In July 2020, Goldman Sachs settled with the Malaysian government, agreeing to pay fines that will total USD 3.9 billion in order to absolve the bank of all other criminal charges. The settlement includes USD 2.5 billion in a payment directly to the Malaysian government and another USD 1.4 billion from assets seized by governments around the world (meaning those funds won’t come directly from Goldman). In mid-October, 1MDB pled guilty and agreed to pay USD 2.9 billion to the United States and announced that Goldman will recoup or withhold USD 174 million in compensation awarded to bank executives. After each settlement, stock in Goldman Sachs went up.
Dennis M. Kelleher of Better Markets, a Wall Street watchdog, claims the settlement is “virtually meaningless” and that a more serious penalty would be the appointment of an independent monitor of the bank’s compliance procedures. He also suggests that a guilty plea by the bank itself would be more fitting, as opposed to one from its Malaysian subsidiary.

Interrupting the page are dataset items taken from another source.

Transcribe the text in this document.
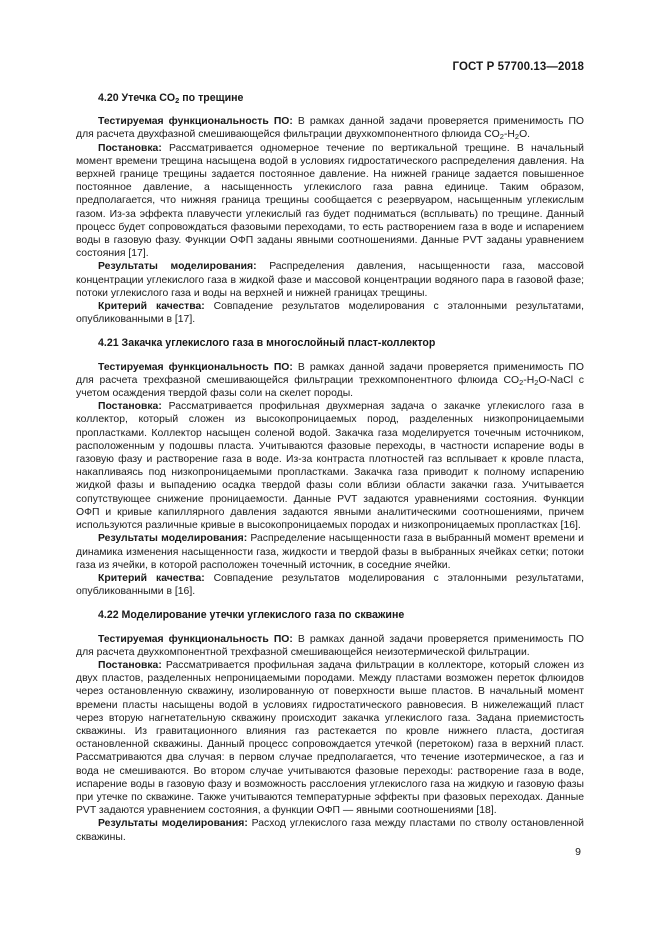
ГОСТ Р 57700.13—2018
4.20 Утечка $CO_2$ по трещине

Тестируемая функциональность ПО: В рамках данной задачи проверяется применимость ПО для расчета двухфазной смешивающейся фильтрации двухкомпонентного флюида $CO_2-H_2O$.

Постановка: Рассматривается одномерное течение по вертикальной трещине. В начальный момент времени трещина насыщена водой в условиях гидростатического распределения давления. На верхней границе трещины задается постоянное давление. На нижней границе задается повышенное постоянное давление, а насыщенность углекислого газа равна единице. Таким образом, предполагается, что нижняя граница трещины сообщается с резервуаром, насыщенным углекислым газом. Из-за эффекта плавучести углекислый газ будет подниматься (всплывать) по трещине. Данный процесс будет сопровождаться фазовыми переходами, то есть растворением газа в воде и испарением воды в газовую фазу. Функции ОФП заданы явными соотношениями. Данные PVT заданы уравнением состояния [17].

Результаты моделирования: Распределения давления, насыщенности газа, массовой концентрации углекислого газа в жидкой фазе и массовой концентрации водяного пара в газовой фазе; потоки углекислого газа и воды на верхней и нижней границах трещины.

Критерий качества: Совпадение результатов моделирования с эталонными результатами, опубликованными в [17].

4.21 Закачка углекислого газа в многослойный пласт-коллектор

Тестируемая функциональность ПО: В рамках данной задачи проверяется применимость ПО для расчета трехфазной смешивающейся фильтрации трехкомпонентного флюида $CO_2-H_2O$-NaCl с учетом осаждения твердой фазы соли на скелет породы.

Постановка: Рассматривается профильная двухмерная задача о закачке углекислого газа в коллектор, который сложен из высокопроницаемых пород, разделенных низкопроницаемыми пропластками. Коллектор насыщен соленой водой. Закачка газа моделируется точечным источником, расположенным у подошвы пласта. Учитываются фазовые переходы, в частности испарение воды в газовую фазу и растворение газа в воде. Из-за контраста плотностей газ всплывает к кровле пласта, накапливаясь под низкопроницаемыми пропластками. Закачка газа приводит к полному испарению жидкой фазы и выпадению осадка твердой фазы соли вблизи области закачки газа. Учитывается сопутствующее снижение проницаемости. Данные PVT задаются уравнениями состояния. Функции ОФП и кривые капиллярного давления задаются явными аналитическими соотношениями, причем используются различные кривые в высокопроницаемых породах и низкопроницаемых пропластках [16].

Результаты моделирования: Распределение насыщенности газа в выбранный момент времени и динамика изменения насыщенности газа, жидкости и твердой фазы в выбранных ячейках сетки; потоки газа из ячейки, в которой расположен точечный источник, в соседние ячейки.

Критерий качества: Совпадение результатов моделирования с эталонными результатами, опубликованными в [16].

4.22 Моделирование утечки углекислого газа по скважине

Тестируемая функциональность ПО: В рамках данной задачи проверяется применимость ПО для расчета двухкомпонентной трехфазной смешивающейся неизотермической фильтрации.

Постановка: Рассматривается профильная задача фильтрации в коллекторе, который сложен из двух пластов, разделенных непроницаемыми породами. Между пластами возможен переток флюидов через остановленную скважину, изолированную от поверхности выше пластов. В начальный момент времени пласты насыщены водой в условиях гидростатического равновесия. В нижележащий пласт через вторую нагнетательную скважину происходит закачка углекислого газа. Задана приемистость скважины. Из гравитационного влияния газ растекается по кровле нижнего пласта, достигая остановленной скважины. Данный процесс сопровождается утечкой (перетоком) газа в верхний пласт. Рассматриваются два случая: в первом случае предполагается, что течение изотермическое, а газ и вода не смешиваются. Во втором случае учитываются фазовые переходы: растворение газа в воде, испарение воды в газовую фазу и возможность расслоения углекислого газа на жидкую и газовую фазы при утечке по скважине. Также учитываются температурные эффекты при фазовых переходах. Данные PVT задаются уравнением состояния, а функции ОФП — явными соотношениями [18].

Результаты моделирования: Расход углекислого газа между пластами по стволу остановленной скважины.

9
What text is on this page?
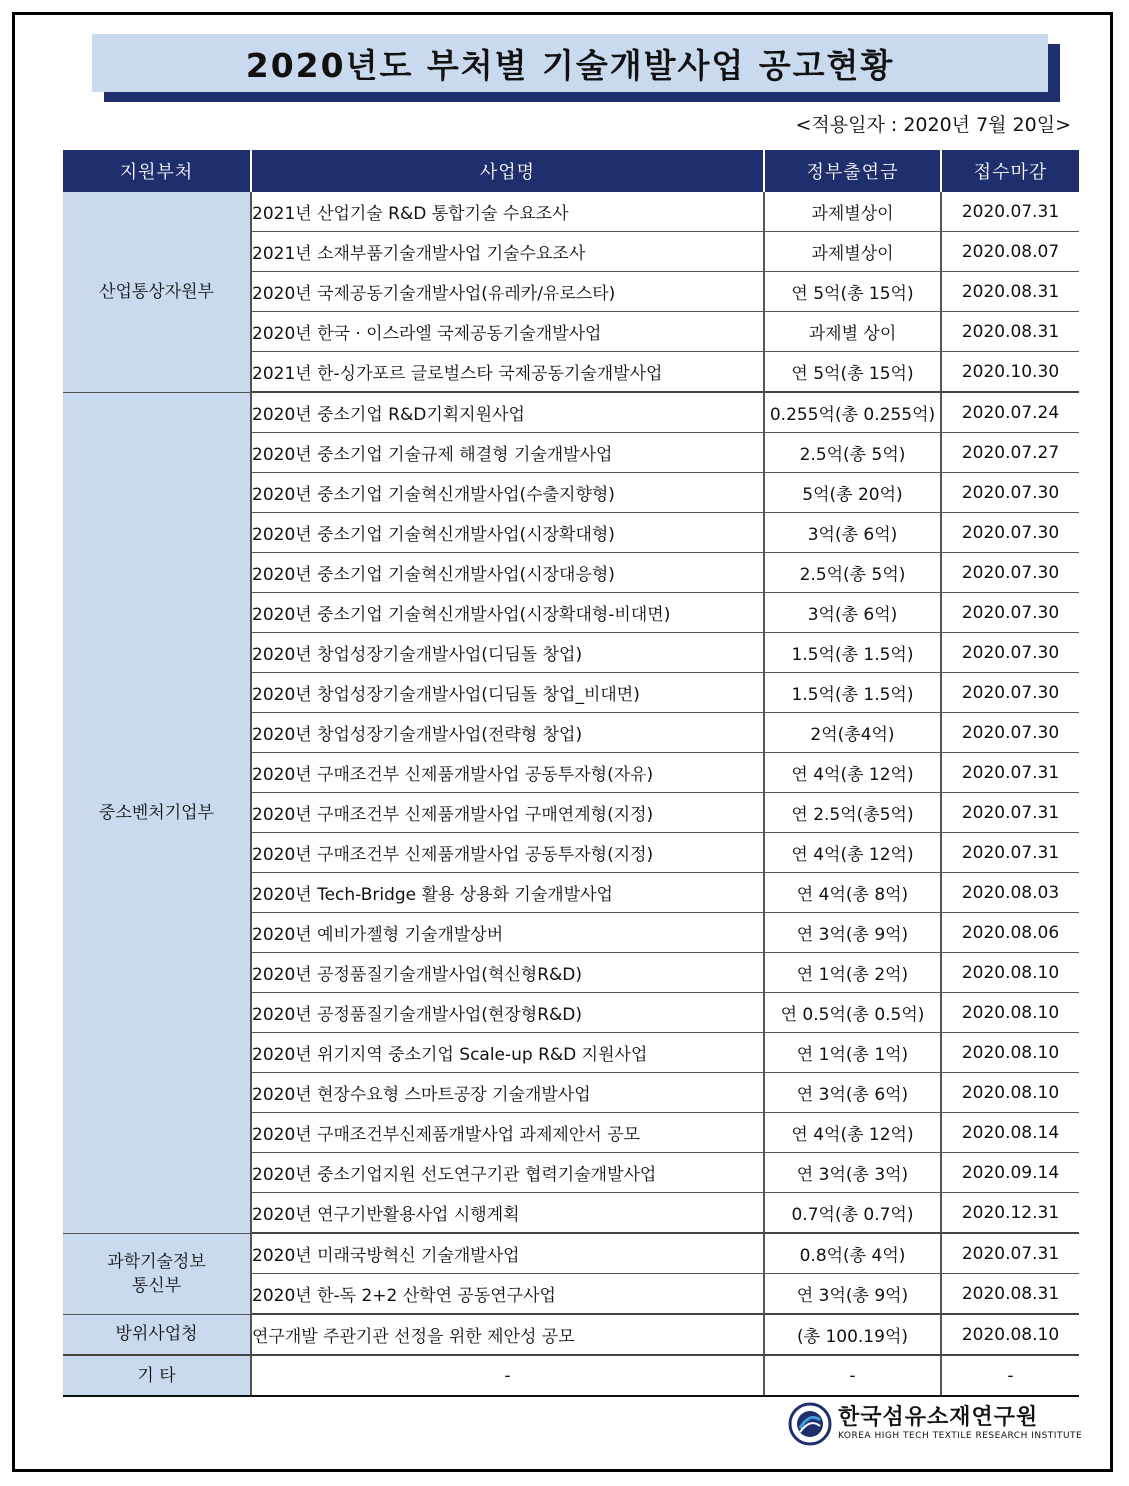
2020년도 부처별 기술개발사업 공고현황
<적용일자 : 2020년 7월 20일>
지원부처	사업명	정부출연금	접수마감
산업통상자원부	2021년 산업기술 R&D 통합기술 수요조사	과제별상이	2020.07.31
	2021년 소재부품기술개발사업 기술수요조사	과제별상이	2020.08.07
	2020년 국제공동기술개발사업(유레카/유로스타)	연 5억(총 15억)	2020.08.31
	2020년 한국 · 이스라엘 국제공동기술개발사업	과제별 상이	2020.08.31
	2021년 한-싱가포르 글로벌스타 국제공동기술개발사업	연 5억(총 15억)	2020.10.30
중소벤처기업부	2020년 중소기업 R&D기획지원사업	0.255억(총 0.255억)	2020.07.24
	2020년 중소기업 기술규제 해결형 기술개발사업	2.5억(총 5억)	2020.07.27
	2020년 중소기업 기술혁신개발사업(수출지향형)	5억(총 20억)	2020.07.30
	2020년 중소기업 기술혁신개발사업(시장확대형)	3억(총 6억)	2020.07.30
	2020년 중소기업 기술혁신개발사업(시장대응형)	2.5억(총 5억)	2020.07.30
	2020년 중소기업 기술혁신개발사업(시장확대형-비대면)	3억(총 6억)	2020.07.30
	2020년 창업성장기술개발사업(디딤돌 창업)	1.5억(총 1.5억)	2020.07.30
	2020년 창업성장기술개발사업(디딤돌 창업_비대면)	1.5억(총 1.5억)	2020.07.30
	2020년 창업성장기술개발사업(전략형 창업)	2억(총4억)	2020.07.30
	2020년 구매조건부 신제품개발사업 공동투자형(자유)	연 4억(총 12억)	2020.07.31
	2020년 구매조건부 신제품개발사업 구매연계형(지정)	연 2.5억(총5억)	2020.07.31
	2020년 구매조건부 신제품개발사업 공동투자형(지정)	연 4억(총 12억)	2020.07.31
	2020년 Tech-Bridge 활용 상용화 기술개발사업	연 4억(총 8억)	2020.08.03
	2020년 예비가젤형 기술개발상버	연 3억(총 9억)	2020.08.06
	2020년 공정품질기술개발사업(혁신형R&D)	연 1억(총 2억)	2020.08.10
	2020년 공정품질기술개발사업(현장형R&D)	연 0.5억(총 0.5억)	2020.08.10
	2020년 위기지역 중소기업 Scale-up R&D 지원사업	연 1억(총 1억)	2020.08.10
	2020년 현장수요형 스마트공장 기술개발사업	연 3억(총 6억)	2020.08.10
	2020년 구매조건부신제품개발사업 과제제안서 공모	연 4억(총 12억)	2020.08.14
	2020년 중소기업지원 선도연구기관 협력기술개발사업	연 3억(총 3억)	2020.09.14
	2020년 연구기반활용사업 시행계획	0.7억(총 0.7억)	2020.12.31

과학기술정보
통신부	2020년 미래국방혁신 기술개발사업	0.8억(총 4억)	2020.07.31
	2020년 한-독 2+2 산학연 공동연구사업	연 3억(총 9억)	2020.08.31
방위사업청	연구개발 주관기관 선정을 위한 제안성 공모	(총 100.19억)	2020.08.10
기 타	-	-	-
한국섬유소재연구원
KOREA HIGH TECH TEXTILE RESEARCH INSTITUTE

Then answer the questions below. In your initial response to the topic you have to answer all questions:
Do you think the punitive fines the courts are ordering Goldman Sachs to pay are sufficient to make up for the wrongdoing?
Do you think Goldman Sachs ought to be held more directly accountable for its role in the 1MDB corruption scandal?
This isn’t the first corruption scandal Goldman Sachs has been involved in. How do you think the bank should move forward in regaining public trust?